Lib.ru/Современная: [Регистрация] [Найти] [Рейтинги] [Обсуждения] [Новинки] [Помощь]
  • Оставить комментарий
  • © Copyright Белов Руслан Альбертович (belovru@yandex.ru)
  • Размещен: 28/01/2012, изменен: 28/01/2012. 15k. Статистика.
  • Глава: Проза
  • Скачать FB2
  •  Ваша оценка:
  • Аннотация:
    ..Землетрясения - это беда. Для десятков миллионов они - дамоклов меч. Может и хорошо над ними жить? Ведь как бог они, как конец света, и добрее людей делают, принуждают жить днем сегодняшним? На Цейлоне, где до сих пор развалины от цунами, в Индонезии, в той же Калифорнии? Нет, людям нужно что-то такое, я писал о этом, о ядерной бомбе вместо него...

  •    Всего три балла...
      
       Алмазы попали к Михаилу Иосифовичу в 1983 году, в июле, на чердаке старого дома, бодро гнившего где-то на юге Архангельской области.

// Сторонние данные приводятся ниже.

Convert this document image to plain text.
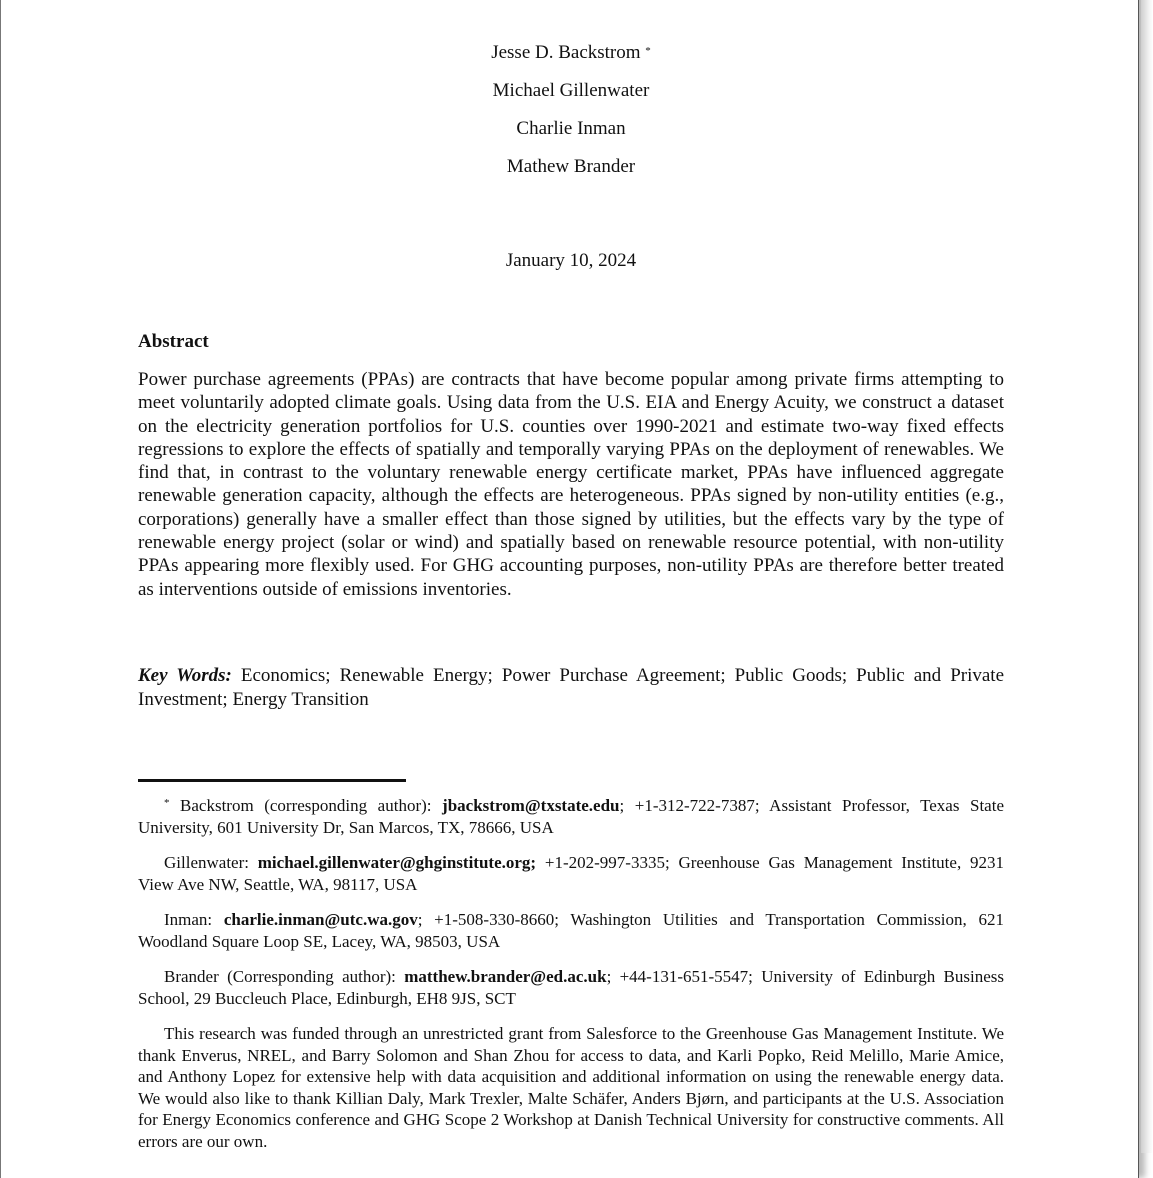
Jesse D. Backstrom *
Michael Gillenwater
Charlie Inman
Mathew Brander
January 10, 2024
Abstract
Power purchase agreements (PPAs) are contracts that have become popular among private firms attempting to meet voluntarily adopted climate goals. Using data from the U.S. EIA and Energy Acuity, we construct a dataset on the electricity generation portfolios for U.S. counties over 1990-2021 and estimate two-way fixed effects regressions to explore the effects of spatially and temporally varying PPAs on the deployment of renewables. We find that, in contrast to the voluntary renewable energy certificate market, PPAs have influenced aggregate renewable generation capacity, although the effects are heterogeneous. PPAs signed by non-utility entities (e.g., corporations) generally have a smaller effect than those signed by utilities, but the effects vary by the type of renewable energy project (solar or wind) and spatially based on renewable resource potential, with non-utility PPAs appearing more flexibly used. For GHG accounting purposes, non-utility PPAs are therefore better treated as interventions outside of emissions inventories.
Key Words: Economics; Renewable Energy; Power Purchase Agreement; Public Goods; Public and Private Investment; Energy Transition

* Backstrom (corresponding author): jbackstrom@txstate.edu; +1-312-722-7387; Assistant Professor, Texas State University, 601 University Dr, San Marcos, TX, 78666, USA

Gillenwater: michael.gillenwater@ghginstitute.org; +1-202-997-3335; Greenhouse Gas Management Institute, 9231 View Ave NW, Seattle, WA, 98117, USA

Inman: charlie.inman@utc.wa.gov; +1-508-330-8660; Washington Utilities and Transportation Commission, 621 Woodland Square Loop SE, Lacey, WA, 98503, USA

Brander (Corresponding author): matthew.brander@ed.ac.uk; +44-131-651-5547; University of Edinburgh Business School, 29 Buccleuch Place, Edinburgh, EH8 9JS, SCT

This research was funded through an unrestricted grant from Salesforce to the Greenhouse Gas Management Institute. We thank Enverus, NREL, and Barry Solomon and Shan Zhou for access to data, and Karli Popko, Reid Melillo, Marie Amice, and Anthony Lopez for extensive help with data acquisition and additional information on using the renewable energy data. We would also like to thank Killian Daly, Mark Trexler, Malte Schäfer, Anders Bjørn, and participants at the U.S. Association for Energy Economics conference and GHG Scope 2 Workshop at Danish Technical University for constructive comments. All errors are our own.
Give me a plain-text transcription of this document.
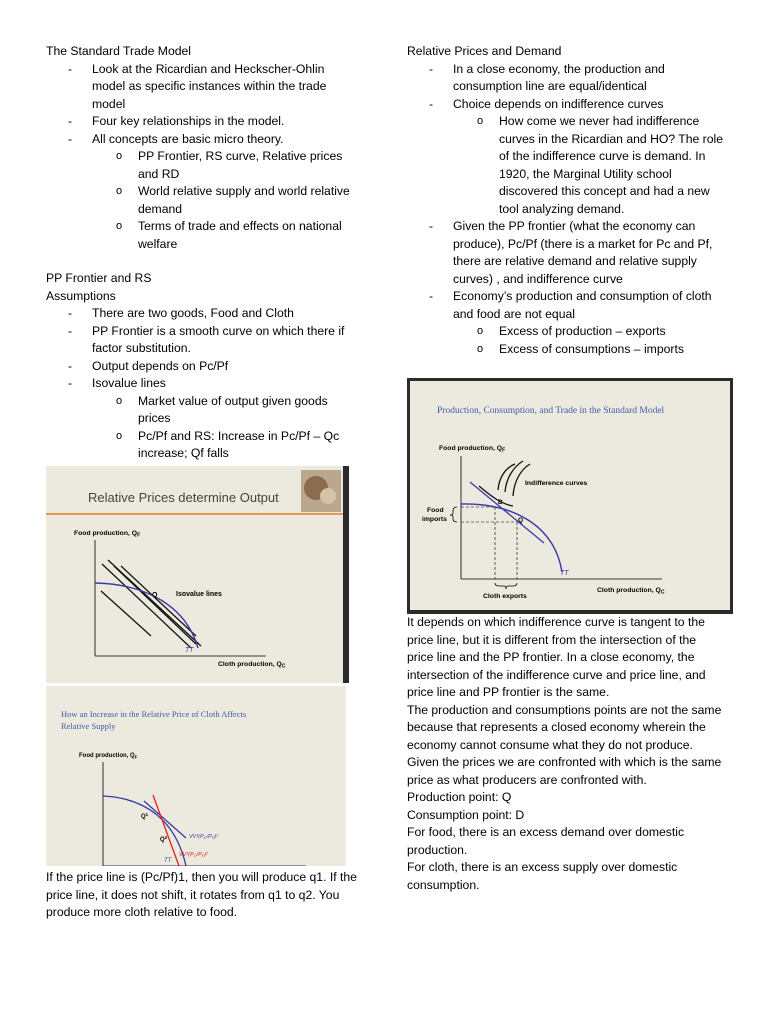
The Standard Trade Model

- Look at the Ricardian and Heckscher-Ohlin model as specific instances within the trade model
- Four key relationships in the model.
- All concepts are basic micro theory.
o PP Frontier, RS curve, Relative prices and RD
o World relative supply and world relative demand
o Terms of trade and effects on national welfare

PP Frontier and RS

Assumptions

- There are two goods, Food and Cloth
- PP Frontier is a smooth curve on which there if factor substitution.
- Output depends on Pc/Pf
- Isovalue lines
o Market value of output given goods prices
o Pc/Pf and RS: Increase in Pc/Pf – Qc increase; Qf falls
Relative Prices determine Output
Food production, $Q_F$
Q	Isovalue lines
TT
Cloth production, $Q_C$
How an Increase in the Relative Price of Cloth Affects
Relative Supply
Food production, $Q_F$
$Q^1$
$Q^2$	VV¹(PC/PF)¹
VV²(PC/PF)²
TT
If the price line is (Pc/Pf)1, then you will produce q1. If the price line, it does not shift, it rotates from q1 to q2. You produce more cloth relative to food.

Relative Prices and Demand

- In a close economy, the production and consumption line are equal/identical
- Choice depends on indifference curves
o How come we never had indifference curves in the Ricardian and HO? The role of the indifference curve is demand. In 1920, the Marginal Utility school discovered this concept and had a new tool analyzing demand.
- Given the PP frontier (what the economy can produce), Pc/Pf (there is a market for Pc and Pf, there are relative demand and relative supply curves) , and indifference curve
- Economy’s production and consumption of cloth and food are not equal
o Excess of production – exports
o Excess of consumptions – imports
Production, Consumption, and Trade in the Standard Model
Food production, $Q_F$
D
Q
Indifference curves
Food
imports
TT
Cloth exports
Cloth production, $Q_C$
It depends on which indifference curve is tangent to the price line, but it is different from the intersection of the price line and the PP frontier. In a close economy, the intersection of the indifference curve and price line, and price line and PP frontier is the same.
The production and consumptions points are not the same because that represents a closed economy wherein the economy cannot consume what they do not produce.
Given the prices we are confronted with which is the same price as what producers are confronted with.
Production point: Q
Consumption point: D
For food, there is an excess demand over domestic production.
For cloth, there is an excess supply over domestic consumption.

       Михаил Иосифович был видным ученым и работал в крупной организации, которая в те времена называлась Министерством среднего машиностроения. Свои вакации он предпочитал проводить в одной из малых деревень на берегу Северной Двины - нежаркий климат и спокойные пейзажи, как нельзя лучше способствовали работе его ума. Однажды, в одной из пеших прогулок, он, задумавшийся, свернул в сторону от обычного маршрута и наткнулся на невзрачный старенький дом с приколоченной к стене фанерной табличкой, на которой обычной зеленкой была сделана надпись: "Прадается. Дешево".
       Увидев дом, он ясно понял, что это не просто изба, нуждающаяся в капитальном ремонте вплоть до переборки по бревнышку, не просто летнее жилище на пару-тройку недель, а какая-то особенная часть его, Михаила Иосифовича, души.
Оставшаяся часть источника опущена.